Elly first danced with Sadler's Wells Ballet (now The Royal Ballet) in 1944. This was the same year that she married the ballet star Harold Turner becoming his second wife. Now, Gerd Larsen, she was later promoted to soloist in 1954. Sir Frederick Ashton noted her stage presence even in nearly static roles, casting her as Hera, in his 1951 Tiresias, and as Demeter is his 1961 Persephone. Back in 1960, Larsen had been selected by the Russian former prima ballerina Tamara Karsavina to be personally coached to play this mime role, for a revised staging of the ballet.

In 1965, Larsen created the role of Nurse in Kenneth MacMillan's Royal Ballet production of Romeo and Juliet to the music of Sergei Prokofiev. The ballerina Deborah Bull remembers Larsen as one of the "resident teachers" at the Royal Ballet. The others being Brian Shaw, Alexander Agadzhanov, and Elizabeth Anderton. Bull particularly admired Larsen's ability to introduce mime into the ballet.

Larsen was a widow with one child when she met the successful writer Rebecca West and her husband Henry Maxwell Andrews one evening, on a night Larsen had performed in Swan Lake. Henry became obsessed with Larsen and would refuse to travel with his wife; instead he stayed in London to be with Larsen. Rebecca West initially considered this to be purely her husband's infatuation, but came to think that Larsen was also driven by money. Henry was in his seventies; his life and marriage were ending (he died in 1968). Larsen and Henry's wife were amongst the mourners at the funeral, even though Larsen had only known him for eighteen months. Henry's will left £5,000 for Larsen.

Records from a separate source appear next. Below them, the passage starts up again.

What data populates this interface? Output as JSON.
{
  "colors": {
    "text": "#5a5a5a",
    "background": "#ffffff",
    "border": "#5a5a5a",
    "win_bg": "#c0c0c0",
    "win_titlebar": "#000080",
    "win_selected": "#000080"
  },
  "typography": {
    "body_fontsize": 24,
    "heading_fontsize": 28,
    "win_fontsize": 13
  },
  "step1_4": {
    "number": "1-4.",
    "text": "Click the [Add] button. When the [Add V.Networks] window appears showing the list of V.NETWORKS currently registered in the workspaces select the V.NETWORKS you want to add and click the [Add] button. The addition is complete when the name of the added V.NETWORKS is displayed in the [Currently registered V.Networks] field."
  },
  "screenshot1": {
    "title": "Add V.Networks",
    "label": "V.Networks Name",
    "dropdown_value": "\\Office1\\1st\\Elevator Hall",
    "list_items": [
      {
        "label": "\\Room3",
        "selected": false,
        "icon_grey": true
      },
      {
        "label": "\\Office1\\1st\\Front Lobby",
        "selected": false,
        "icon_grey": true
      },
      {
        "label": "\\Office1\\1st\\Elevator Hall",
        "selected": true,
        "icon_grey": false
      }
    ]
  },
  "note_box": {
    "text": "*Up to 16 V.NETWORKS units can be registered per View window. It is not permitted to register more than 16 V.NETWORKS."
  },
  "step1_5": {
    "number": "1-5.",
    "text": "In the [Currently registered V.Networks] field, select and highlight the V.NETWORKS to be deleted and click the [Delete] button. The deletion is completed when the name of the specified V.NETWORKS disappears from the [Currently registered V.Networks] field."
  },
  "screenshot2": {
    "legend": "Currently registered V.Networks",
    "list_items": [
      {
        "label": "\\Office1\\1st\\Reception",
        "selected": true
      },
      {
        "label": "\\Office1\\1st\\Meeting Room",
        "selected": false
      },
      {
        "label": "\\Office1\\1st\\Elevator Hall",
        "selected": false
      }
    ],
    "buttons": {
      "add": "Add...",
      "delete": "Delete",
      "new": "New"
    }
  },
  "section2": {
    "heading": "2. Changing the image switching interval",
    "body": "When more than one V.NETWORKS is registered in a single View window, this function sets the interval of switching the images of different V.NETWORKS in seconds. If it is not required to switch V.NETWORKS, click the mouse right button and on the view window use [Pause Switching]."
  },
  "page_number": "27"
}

In a Royal Ballet career lasting over fifty years, Larsen made her final appearance at Covent Garden in arguably her best-known role, that of Berthe, mother of the eponymous heroine in Giselle, on her seventy-fifth birthday.

==Personal life==
Larsen was married to the British dancer Harold Turner from 1944 until his death in 1962. They had one child together, a daughter, Solveig, in 1952.

==Death==
She died in London in her 81st year.